In conclusion, an integrated novel methodology for assessing coastal infrastructure vulnerability was used in this study. This methodology integrated the spatial CVI analysis with comprehensive data on natural, built, and socioeconomic infrastructure in a coastal zone. Basic GIS methods and statistical techniques were employed to provide a detailed understanding of vulnerability patterns across the study area. The integration of socioeconomic data revealed the potential risks posed to land assets and population density within vulnerable zones. This finding underscored the importance of considering both physical and human dimensions in vulnerability assessments.

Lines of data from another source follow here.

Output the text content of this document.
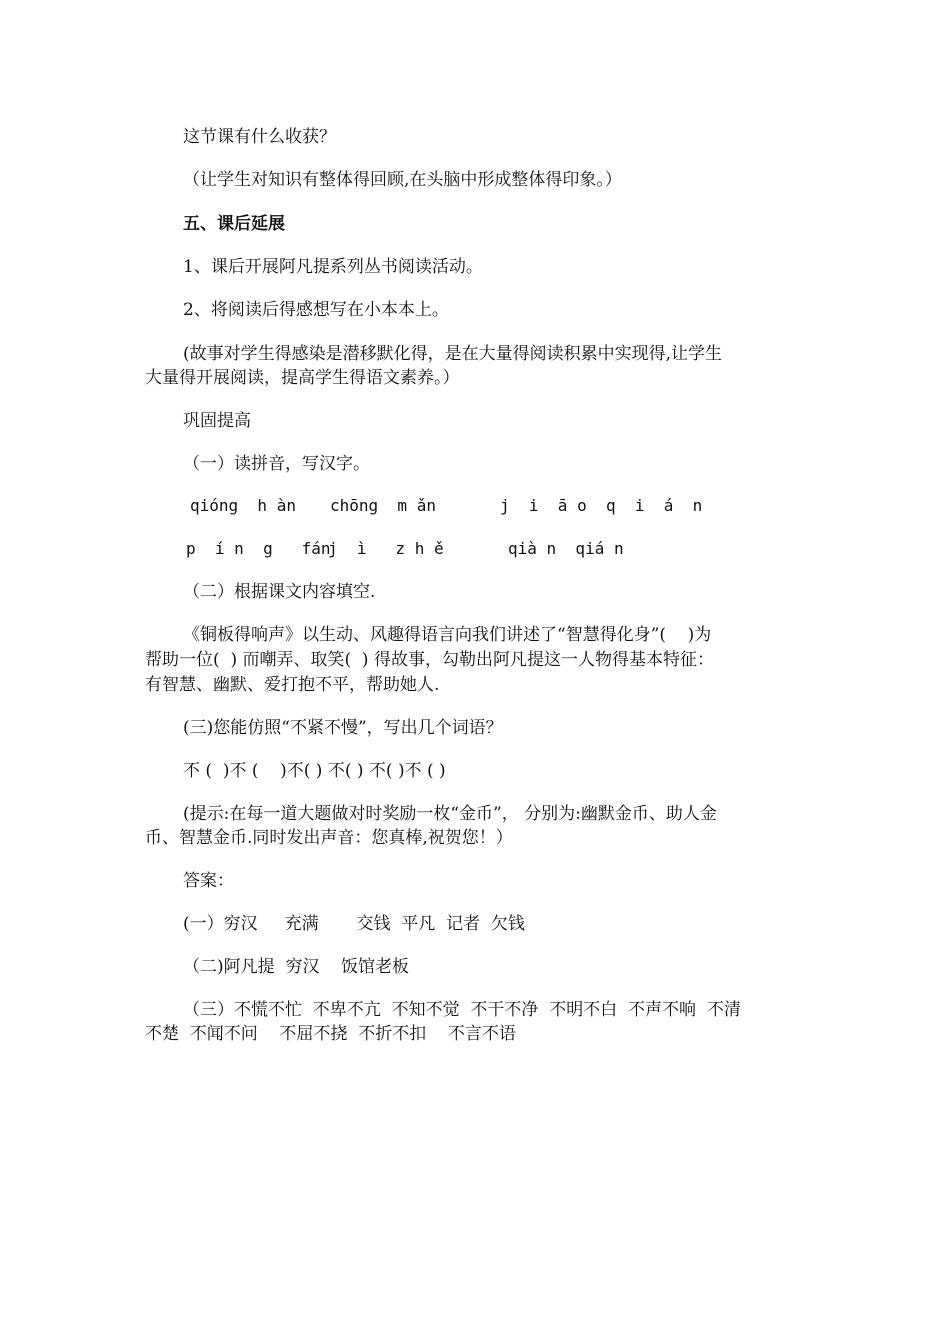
这节课有什么收获？
（让学生对知识有整体得回顾,在头脑中形成整体得印象。）
五、课后延展
1、课后开展阿凡提系列丛书阅读活动。
2、将阅读后得感想写在小本本上。
(故事对学生得感染是潜移默化得，是在大量得阅读积累中实现得,让学生
大量得开展阅读，提高学生得语文素养。）
巩固提高
（一）读拼音，写汉字。
qióng  h àn chōng  m ǎn	j  i  ā o  q  i  á  n
p  í n  g   fán
j  ì   z h ě	qià n  qiá n
（二）根据课文内容填空.
《铜板得响声》以生动、风趣得语言向我们讲述了“智慧得化身”(    )为
帮助一位(  ) 而嘲弄、取笑(  ) 得故事，勾勒出阿凡提这一人物得基本特征：
有智慧、幽默、爱打抱不平，帮助她人.
(三)您能仿照“不紧不慢”，写出几个词语？
不 (  )不 (    )不( ) 不( ) 不( )不 ( )
(提示:在每一道大题做对时奖励一枚“金币”， 分别为:幽默金币、助人金
币、智慧金币.同时发出声音：您真棒,祝贺您！）
答案：
(一）穷汉     充满       交钱  平凡  记者  欠钱
（二)阿凡提  穷汉    饭馆老板
（三）不慌不忙  不卑不亢  不知不觉  不干不净  不明不白  不声不响  不清
不楚  不闻不问    不屈不挠  不折不扣    不言不语
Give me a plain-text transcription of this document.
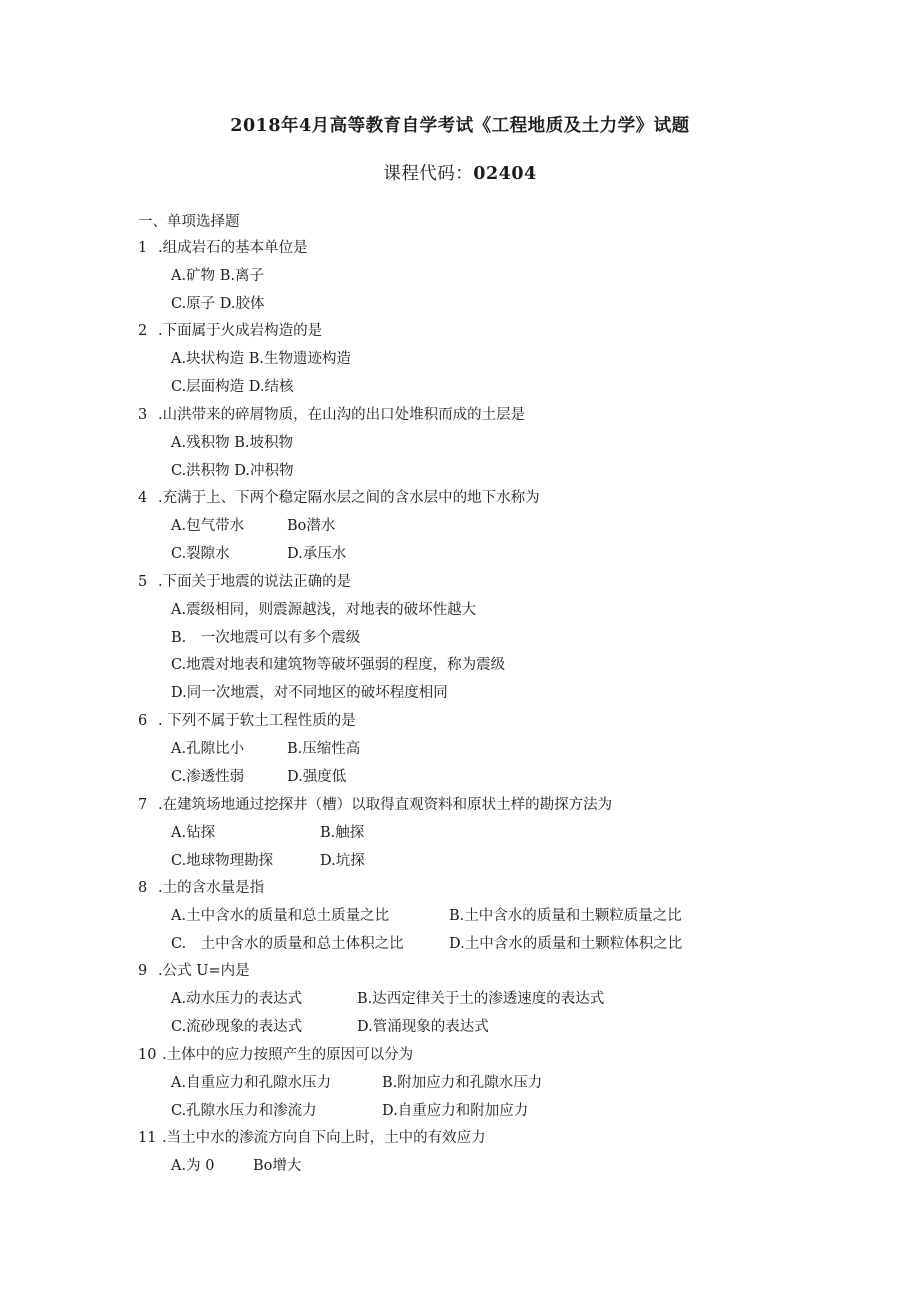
2018年4月高等教育自学考试《工程地质及土力学》试题
课程代码：02404
一、单项选择题
1 .组成岩石的基本单位是
A.矿物 B.离子
C.原子 D.胶体
2 .下面属于火成岩构造的是
A.块状构造 B.生物遗迹构造
C.层面构造 D.结核
3 .山洪带来的碎屑物质，在山沟的出口处堆积而成的土层是
A.残积物 B.坡积物
C.洪积物 D.冲积物
4 .充满于上、下两个稳定隔水层之间的含水层中的地下水称为
A.包气带水	Bo潜水
C.裂隙水	D.承压水
5 .下面关于地震的说法正确的是
A.震级相同，则震源越浅，对地表的破坏性越大
B.　一次地震可以有多个震级
C.地震对地表和建筑物等破坏强弱的程度，称为震级
D.同一次地震，对不同地区的破坏程度相同
6 . 下列不属于软土工程性质的是
A.孔隙比小	B.压缩性高
C.渗透性弱	D.强度低
7 .在建筑场地通过挖探井（槽）以取得直观资料和原状土样的勘探方法为
A.钻探	B.触探
C.地球物理勘探	D.坑探
8 .土的含水量是指
A.土中含水的质量和总土质量之比	B.土中含水的质量和土颗粒质量之比
C.　土中含水的质量和总土体积之比	D.土中含水的质量和土颗粒体积之比
9 .公式 U=内是
A.动水压力的表达式	B.达西定律关于土的渗透速度的表达式
C.流砂现象的表达式	D.管涌现象的表达式
10 .土体中的应力按照产生的原因可以分为
A.自重应力和孔隙水压力	B.附加应力和孔隙水压力
C.孔隙水压力和渗流力	D.自重应力和附加应力
11 .当土中水的渗流方向自下向上时，土中的有效应力
A.为 0	Bo增大
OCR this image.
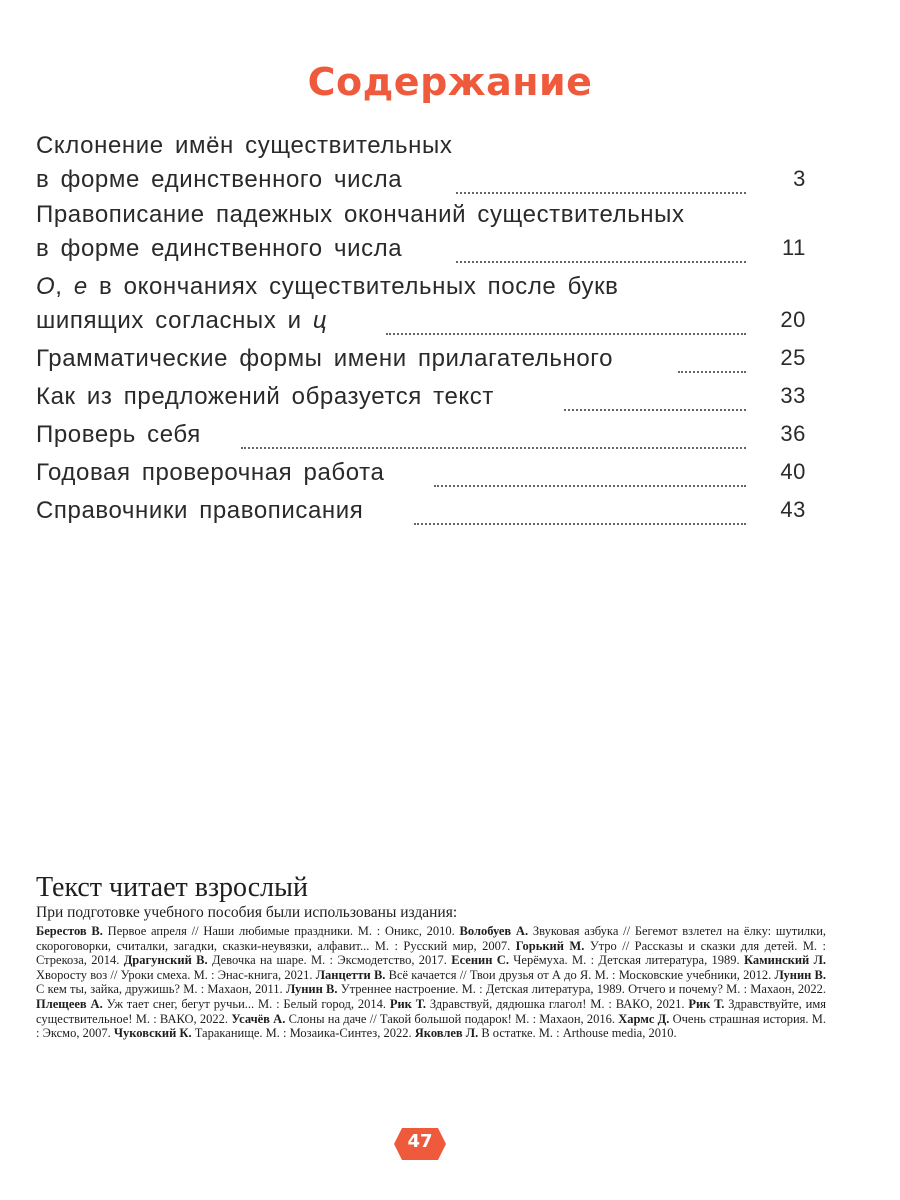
Содержание
Склонение имён существительных
в форме единственного числа	3
Правописание падежных окончаний существительных
в форме единственного числа	11
О, е в окончаниях существительных после букв
шипящих согласных и ц	20
Грамматические формы имени прилагательного	25
Как из предложений образуется текст	33
Проверь себя	36
Годовая проверочная работа	40
Справочники правописания	43
Текст читает взрослый
При подготовке учебного пособия были использованы издания:
Берестов В. Первое апреля // Наши любимые праздники. М. : Оникс, 2010. Волобуев А. Звуковая азбука // Бегемот взлетел на ёлку: шутилки, скороговорки, считалки, загадки, сказки-неувязки, алфавит... М. : Русский мир, 2007. Горький М. Утро // Рассказы и сказки для детей. М. : Стрекоза, 2014. Драгунский В. Девочка на шаре. М. : Эксмодетство, 2017. Есенин С. Черёмуха. М. : Детская литература, 1989. Каминский Л. Хворосту воз // Уроки смеха. М. : Энас-книга, 2021. Ланцетти В. Всё качается // Твои друзья от А до Я. М. : Московские учебники, 2012. Лунин В. С кем ты, зайка, дружишь? М. : Махаон, 2011. Лунин В. Утреннее настроение. М. : Детская литература, 1989. Отчего и почему? М. : Махаон, 2022. Плещеев А. Уж тает снег, бегут ручьи... М. : Белый город, 2014. Рик Т. Здравствуй, дядюшка глагол! М. : ВАКО, 2021. Рик Т. Здравствуйте, имя существительное! М. : ВАКО, 2022. Усачёв А. Слоны на даче // Такой большой подарок! М. : Махаон, 2016. Хармс Д. Очень страшная история. М. : Эксмо, 2007. Чуковский К. Тараканище. М. : Мозаика-Синтез, 2022. Яковлев Л. В остатке. М. : Arthouse media, 2010.
47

Additionally, hot spot analysis was used to examine the spatial distribution of coastal infrastructure vulnerability, offered valuable insights for targeted interventions and adaptation strategies. By focusing on site-specific infrastructure vulnerability assessments within the Kusadasi-Selcuk region, the study provided a granular understanding of vulnerability across different infrastructure types and locations, going beyond broader regional assessments. This localized approach allowed for the identification of critical infrastructure at risk, even in seemingly less vulnerable areas, and enabled the proposal of targeted adaptation measures. However, data availability constraints and the static nature of the CVI methodology were highlighted as limitations of the study. Future research could benefit from incorporating a wider range of infrastructure elements and adopting more dynamic approaches to define study areas and assess vulnerability. Nonetheless, it is thought that this study can make significant contributions to the field of coastal infrastructure vulnerability assessment by providing innovative methodologies and insights that can support policy-making and resilience-building efforts in coastal areas.